Des choix politiques.
Dans la décennie 1970, il y a eu successivement :
1 - l'abandon du système monétaire international fondé
sur l’étalon de change or (1971-73) - lequel avait
été réformé en 1944-45 après avoir
été institué en 1922 -, mais il n'y a pas eu disparition
du Fonds monétaire international (F.M.I.), instauré
à l'occasion de la réforme, pourtant une de ses
pièces maîtresses qui avait démontré son
inanité – qu'avait prévue Jacques Rueff dès sa
création - et qui a malheureusement perduré
jusqu’à aujourd’hui
inclus ;
2 - l’entrée du Royaume-Uni, de l’Irlande et du Danemark
dans la Communauté économique européenne – C.E.E.-
(1973) qui a fait passer celle-ci de 6 à 9 pays (cf. textes sur histoire
du "Marché commun") ;
3 - la création du Fonds européen de coopération
monétaire (F.E.Co.M.) pour « faciliter » le nouvel accord
de change passé entre les gouvernements des pays de
la C.E.E. au moment même (1976-78) où Friedrich von Hayek
publiait Dénationalisation
de la monnaie (The Argument Refined. An Analysis of
the Theory and Practice of Concurrent Currencies).

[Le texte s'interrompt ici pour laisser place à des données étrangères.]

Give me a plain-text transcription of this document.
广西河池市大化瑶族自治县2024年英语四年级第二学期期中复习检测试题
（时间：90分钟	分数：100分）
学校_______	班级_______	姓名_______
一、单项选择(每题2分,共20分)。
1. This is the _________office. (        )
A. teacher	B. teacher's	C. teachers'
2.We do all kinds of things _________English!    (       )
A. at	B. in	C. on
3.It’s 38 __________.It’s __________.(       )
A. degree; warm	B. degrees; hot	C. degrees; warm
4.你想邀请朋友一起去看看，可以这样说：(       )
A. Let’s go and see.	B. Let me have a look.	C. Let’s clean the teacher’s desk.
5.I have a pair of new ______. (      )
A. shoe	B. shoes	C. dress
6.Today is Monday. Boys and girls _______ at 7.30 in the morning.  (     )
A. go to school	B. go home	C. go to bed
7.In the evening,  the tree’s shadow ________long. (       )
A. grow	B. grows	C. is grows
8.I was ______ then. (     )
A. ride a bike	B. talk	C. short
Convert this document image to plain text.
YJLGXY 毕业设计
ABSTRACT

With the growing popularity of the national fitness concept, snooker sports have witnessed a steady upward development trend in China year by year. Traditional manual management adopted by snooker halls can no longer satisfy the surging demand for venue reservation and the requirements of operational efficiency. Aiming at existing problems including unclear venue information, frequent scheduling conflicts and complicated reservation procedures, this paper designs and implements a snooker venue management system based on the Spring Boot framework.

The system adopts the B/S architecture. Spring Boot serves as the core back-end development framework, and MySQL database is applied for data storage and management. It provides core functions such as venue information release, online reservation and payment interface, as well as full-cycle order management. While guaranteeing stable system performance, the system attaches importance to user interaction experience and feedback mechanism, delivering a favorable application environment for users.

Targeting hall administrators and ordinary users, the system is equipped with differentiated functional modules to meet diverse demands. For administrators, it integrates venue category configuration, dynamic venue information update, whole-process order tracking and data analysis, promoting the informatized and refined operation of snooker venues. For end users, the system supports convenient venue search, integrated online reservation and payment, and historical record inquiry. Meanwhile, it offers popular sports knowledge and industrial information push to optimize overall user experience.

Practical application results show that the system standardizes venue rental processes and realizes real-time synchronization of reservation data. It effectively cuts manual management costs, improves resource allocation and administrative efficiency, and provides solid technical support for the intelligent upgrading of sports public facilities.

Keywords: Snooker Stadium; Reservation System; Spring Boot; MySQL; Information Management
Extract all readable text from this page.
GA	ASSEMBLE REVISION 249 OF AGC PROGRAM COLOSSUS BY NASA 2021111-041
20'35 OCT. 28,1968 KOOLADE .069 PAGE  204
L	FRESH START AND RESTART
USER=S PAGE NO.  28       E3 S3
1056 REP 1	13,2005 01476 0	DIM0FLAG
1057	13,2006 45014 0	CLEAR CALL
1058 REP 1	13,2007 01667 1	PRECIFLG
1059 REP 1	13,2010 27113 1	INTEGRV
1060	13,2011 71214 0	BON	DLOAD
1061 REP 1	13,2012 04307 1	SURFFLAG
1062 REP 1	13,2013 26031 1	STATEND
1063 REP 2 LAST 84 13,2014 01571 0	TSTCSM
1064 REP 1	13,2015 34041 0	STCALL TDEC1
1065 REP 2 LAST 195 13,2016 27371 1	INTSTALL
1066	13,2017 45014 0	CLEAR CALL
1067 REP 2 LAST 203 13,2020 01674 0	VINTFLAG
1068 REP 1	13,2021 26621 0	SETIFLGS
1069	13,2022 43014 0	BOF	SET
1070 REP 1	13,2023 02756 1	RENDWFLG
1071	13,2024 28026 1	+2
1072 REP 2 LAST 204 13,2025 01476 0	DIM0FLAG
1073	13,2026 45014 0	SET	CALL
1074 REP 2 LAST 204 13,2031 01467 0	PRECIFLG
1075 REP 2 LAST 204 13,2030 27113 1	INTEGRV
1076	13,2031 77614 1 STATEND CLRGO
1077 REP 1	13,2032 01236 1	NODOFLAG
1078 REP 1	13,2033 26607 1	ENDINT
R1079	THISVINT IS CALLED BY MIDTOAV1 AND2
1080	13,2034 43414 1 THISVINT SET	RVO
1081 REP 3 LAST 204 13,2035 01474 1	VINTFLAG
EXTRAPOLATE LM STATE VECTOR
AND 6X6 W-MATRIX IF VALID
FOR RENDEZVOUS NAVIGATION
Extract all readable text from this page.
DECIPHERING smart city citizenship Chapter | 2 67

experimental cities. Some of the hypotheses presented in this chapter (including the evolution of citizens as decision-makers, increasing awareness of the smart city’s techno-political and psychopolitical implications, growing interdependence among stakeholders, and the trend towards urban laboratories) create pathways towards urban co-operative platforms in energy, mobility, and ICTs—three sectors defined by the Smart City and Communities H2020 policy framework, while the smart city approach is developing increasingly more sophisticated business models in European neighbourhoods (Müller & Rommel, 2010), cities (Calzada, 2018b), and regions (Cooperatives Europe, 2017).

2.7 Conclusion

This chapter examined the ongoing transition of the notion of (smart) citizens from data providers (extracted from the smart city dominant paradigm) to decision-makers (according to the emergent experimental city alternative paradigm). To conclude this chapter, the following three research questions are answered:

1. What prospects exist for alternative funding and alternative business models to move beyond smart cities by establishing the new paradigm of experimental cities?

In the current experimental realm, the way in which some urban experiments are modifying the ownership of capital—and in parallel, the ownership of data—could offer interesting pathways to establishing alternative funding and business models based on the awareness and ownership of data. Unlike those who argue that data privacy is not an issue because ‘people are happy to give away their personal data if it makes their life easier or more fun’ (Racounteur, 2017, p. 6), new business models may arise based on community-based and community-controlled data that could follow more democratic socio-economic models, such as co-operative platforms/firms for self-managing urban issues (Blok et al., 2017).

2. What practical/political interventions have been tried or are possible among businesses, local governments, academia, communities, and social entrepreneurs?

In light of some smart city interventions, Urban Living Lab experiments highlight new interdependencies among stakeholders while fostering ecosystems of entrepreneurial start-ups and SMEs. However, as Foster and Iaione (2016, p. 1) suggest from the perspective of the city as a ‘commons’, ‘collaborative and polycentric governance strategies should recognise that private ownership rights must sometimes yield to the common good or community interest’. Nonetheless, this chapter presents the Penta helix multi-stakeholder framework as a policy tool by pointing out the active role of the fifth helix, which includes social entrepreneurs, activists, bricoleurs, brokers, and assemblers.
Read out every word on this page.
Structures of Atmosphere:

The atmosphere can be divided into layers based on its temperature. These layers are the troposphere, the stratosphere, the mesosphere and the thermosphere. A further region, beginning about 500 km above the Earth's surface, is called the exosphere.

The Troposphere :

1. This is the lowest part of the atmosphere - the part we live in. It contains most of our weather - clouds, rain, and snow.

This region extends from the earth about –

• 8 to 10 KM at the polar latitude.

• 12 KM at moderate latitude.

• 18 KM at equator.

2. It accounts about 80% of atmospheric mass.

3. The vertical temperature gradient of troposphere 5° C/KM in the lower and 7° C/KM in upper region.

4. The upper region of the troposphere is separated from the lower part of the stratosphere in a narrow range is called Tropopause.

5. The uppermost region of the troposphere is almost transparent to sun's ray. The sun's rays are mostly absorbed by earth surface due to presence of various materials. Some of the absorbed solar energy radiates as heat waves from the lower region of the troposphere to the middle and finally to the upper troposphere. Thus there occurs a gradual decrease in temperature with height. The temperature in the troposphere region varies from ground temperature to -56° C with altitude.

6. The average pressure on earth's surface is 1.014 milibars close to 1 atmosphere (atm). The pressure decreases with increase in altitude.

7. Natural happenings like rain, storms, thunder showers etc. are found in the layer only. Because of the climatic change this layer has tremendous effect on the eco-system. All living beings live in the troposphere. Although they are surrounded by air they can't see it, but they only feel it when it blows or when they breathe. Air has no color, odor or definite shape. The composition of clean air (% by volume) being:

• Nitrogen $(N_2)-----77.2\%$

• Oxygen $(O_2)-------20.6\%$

La décennie s’est terminée par
l’entrée de la Grèce dans la C.E.E. (1980) et, par
conséquent, par l’augmentation du nombre de ses pays de 9
à 10.
2. Des faits.
Trente ans plus tard, les comptes de l’Etat
de la Grèce sont l’objet d’un grand souci des
observateurs, hommes politiques ou autres, et emportent la discussion.
(cf. graphique ci-dessous faisant apparaître les différentiels
de taux d'intérêt à long terme grec, espagnol, italien,
français par rapport au taux allemand dans la période janvier
2001-octobre 2009).
Graphique
Différentiels
de taux d'intérêt à long terme
(janvier 2001- octobre 2009)
Depuis
octobre 2009, les différentiels se sont encore accrus.
Le souci est tel que,
- d’un côté, les taux d’intérêt des
emprunts de l’Etat grec sur le marché financier augmentent et
incluent, chacun, une prime de risque de plus en plus élevée et
que,
- de l’autre, des épargnants investisseurs parient, avec leurs
placements financiers, que cette évolution ne pourra guère
durer encore longtemps.
Il faut savoir que la Grèce est, aujourd’hui, un des 16 pays du
"système monétaire de l’euro" - système
euroïque créé
entre temps -, ce groupe des pays étant lui-même un
sous-groupe des 27 pays de l’Union européenne (U.E.), avatar de
la C.E.E. constitutionnalisé
dans la décennie 1990, puis institutionnalisé
autrement.
Au sommet de la construction hiérarchique qu’est le système
monétaire de l’euro, il y a la banque centrale
européenne (B.C.E.),
avatar de l’Institut monétaire européen (I.M.E.),
lui-même avatar du F.E.Co.M. !
3. Un plaidoyer.
Mais ne voici-t-il pas que des défenseurs de la construction utopique
commencent à plaider pour la création d’un "pendant
européen" au F.M.I. qui tendrait à annihiler les
opérations signalées des épargnants
investisseurs…, bref d’un « fonds monétaire
européen » (cf. par exemple les propos rapportés par Les Echos
ou Challenge).
Pour sa part Bloomberg rapporte que :
"[...]Germany’s Finance Minister Wolfgang Schäuble
indicated in an interview with the Welt
am Sonntag newspaper published that day that his government is
already thinking about how another crisis can be avoided, saying the euro
region should consider creating an institution similar to the International
Monetary Fund.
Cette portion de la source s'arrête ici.